Blah, I am so incredibly over it especially because I was certain that I had once and for all attained enlightenment on this particular matter. But no. Here it is again, a gift from the Universal forces conspiring this very minute to help us realise our truth and beauty. Luckily, once again, the timing for me is perfect. Last time the Super Moon was working to enlighten me I was super sick and had no choice but to be still. And as of today I am on maternity leave.

So here I sit in my super-organised apartment (super organised because I was nesting like a pregnant freak all weekend long), with nothing that I must do. The onion analogy is on my mind. I would like to, here this minute, be totally in awe and wonder of myself in a perfect ego-less way, but layers and layers are needing to be peeled before there is nothing left of this powerful and annoying step. That's ok. I have taken some big steps forward in the last few months.

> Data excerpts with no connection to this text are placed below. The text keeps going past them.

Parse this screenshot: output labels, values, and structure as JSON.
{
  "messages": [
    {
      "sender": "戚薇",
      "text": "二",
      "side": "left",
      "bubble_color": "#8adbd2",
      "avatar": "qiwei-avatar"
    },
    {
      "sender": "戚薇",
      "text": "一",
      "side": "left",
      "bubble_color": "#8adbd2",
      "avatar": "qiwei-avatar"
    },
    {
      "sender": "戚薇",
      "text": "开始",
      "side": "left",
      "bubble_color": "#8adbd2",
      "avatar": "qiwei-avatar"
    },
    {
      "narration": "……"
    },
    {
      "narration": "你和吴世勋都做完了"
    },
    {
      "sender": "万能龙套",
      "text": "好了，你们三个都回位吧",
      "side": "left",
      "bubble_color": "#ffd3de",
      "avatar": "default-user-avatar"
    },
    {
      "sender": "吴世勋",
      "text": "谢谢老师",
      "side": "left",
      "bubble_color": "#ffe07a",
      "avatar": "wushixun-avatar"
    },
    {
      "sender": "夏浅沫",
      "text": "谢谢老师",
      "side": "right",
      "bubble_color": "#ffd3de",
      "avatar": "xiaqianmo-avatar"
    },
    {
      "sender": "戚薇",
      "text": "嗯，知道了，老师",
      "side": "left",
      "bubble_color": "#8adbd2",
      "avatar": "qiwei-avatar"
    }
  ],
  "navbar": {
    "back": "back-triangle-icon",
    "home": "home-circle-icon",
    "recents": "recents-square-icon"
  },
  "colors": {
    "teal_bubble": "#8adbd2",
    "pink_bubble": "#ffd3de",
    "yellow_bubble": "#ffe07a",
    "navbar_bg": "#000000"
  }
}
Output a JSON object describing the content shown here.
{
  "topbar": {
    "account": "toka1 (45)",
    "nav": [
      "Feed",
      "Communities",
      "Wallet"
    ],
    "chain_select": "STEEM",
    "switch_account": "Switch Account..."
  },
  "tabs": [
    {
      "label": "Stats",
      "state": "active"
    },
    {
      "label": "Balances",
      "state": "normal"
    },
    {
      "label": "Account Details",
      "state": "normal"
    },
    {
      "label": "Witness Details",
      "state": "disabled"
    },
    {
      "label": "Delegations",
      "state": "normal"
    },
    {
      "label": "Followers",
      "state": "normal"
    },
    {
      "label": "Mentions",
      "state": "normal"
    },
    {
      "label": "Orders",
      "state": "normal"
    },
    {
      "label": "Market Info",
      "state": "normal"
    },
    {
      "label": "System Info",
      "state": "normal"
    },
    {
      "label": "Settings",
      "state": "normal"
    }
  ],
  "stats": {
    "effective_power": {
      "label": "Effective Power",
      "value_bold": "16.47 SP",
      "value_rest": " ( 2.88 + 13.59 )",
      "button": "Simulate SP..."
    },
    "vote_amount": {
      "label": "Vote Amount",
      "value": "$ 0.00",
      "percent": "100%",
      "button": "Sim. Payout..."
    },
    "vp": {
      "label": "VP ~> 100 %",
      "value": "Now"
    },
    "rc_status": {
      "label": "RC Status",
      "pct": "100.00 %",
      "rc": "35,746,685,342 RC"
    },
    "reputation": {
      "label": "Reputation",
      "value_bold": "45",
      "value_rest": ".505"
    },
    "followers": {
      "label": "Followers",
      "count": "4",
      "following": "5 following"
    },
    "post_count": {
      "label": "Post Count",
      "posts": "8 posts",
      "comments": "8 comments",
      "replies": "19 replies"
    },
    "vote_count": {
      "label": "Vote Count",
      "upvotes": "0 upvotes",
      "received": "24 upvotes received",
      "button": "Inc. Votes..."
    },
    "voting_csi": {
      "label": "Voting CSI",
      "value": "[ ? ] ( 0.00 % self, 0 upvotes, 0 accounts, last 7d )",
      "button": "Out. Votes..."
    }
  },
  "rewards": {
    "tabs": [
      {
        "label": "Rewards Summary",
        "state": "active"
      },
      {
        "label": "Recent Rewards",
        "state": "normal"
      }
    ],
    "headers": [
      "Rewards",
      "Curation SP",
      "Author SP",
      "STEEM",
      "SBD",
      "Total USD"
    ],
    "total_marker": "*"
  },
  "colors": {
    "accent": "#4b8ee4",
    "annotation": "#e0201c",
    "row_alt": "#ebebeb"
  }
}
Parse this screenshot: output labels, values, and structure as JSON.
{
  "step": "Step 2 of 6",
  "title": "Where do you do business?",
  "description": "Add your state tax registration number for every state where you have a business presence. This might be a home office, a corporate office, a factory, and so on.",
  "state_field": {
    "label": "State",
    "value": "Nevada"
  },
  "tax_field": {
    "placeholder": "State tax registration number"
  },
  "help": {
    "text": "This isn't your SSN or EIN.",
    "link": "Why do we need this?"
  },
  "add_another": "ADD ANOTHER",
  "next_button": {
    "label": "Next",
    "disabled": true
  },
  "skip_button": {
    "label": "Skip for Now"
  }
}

And now as this wee baby is but 3 weeks away, another opportunity awaits for me to move through my own fear.I have the distinct impression also that this delightful soul inside of won't be born until I deal with this. Babies in utero, in my opinion, are still intimately connected consciously with all that is. This wise one knows what mama is dealing with undoubtedly, and will be happy to let me sort it out before joining us fully on this earthly plane.

I have no intention of plowing through on my own. I have picked up my 'how to deal with needy emotions' bible by Byron Katie - I need your love - is that true? Such a dorky but apt title. I LOVE this woman. She is a miracle worker and everyone should get onto her. Don't take my word for it. Watch her in action...

Don't be surprised if you are feeling things right now. Let them come up. It's the very best way to let them go so you can be free. Oh my God, that is soooo where I want to be.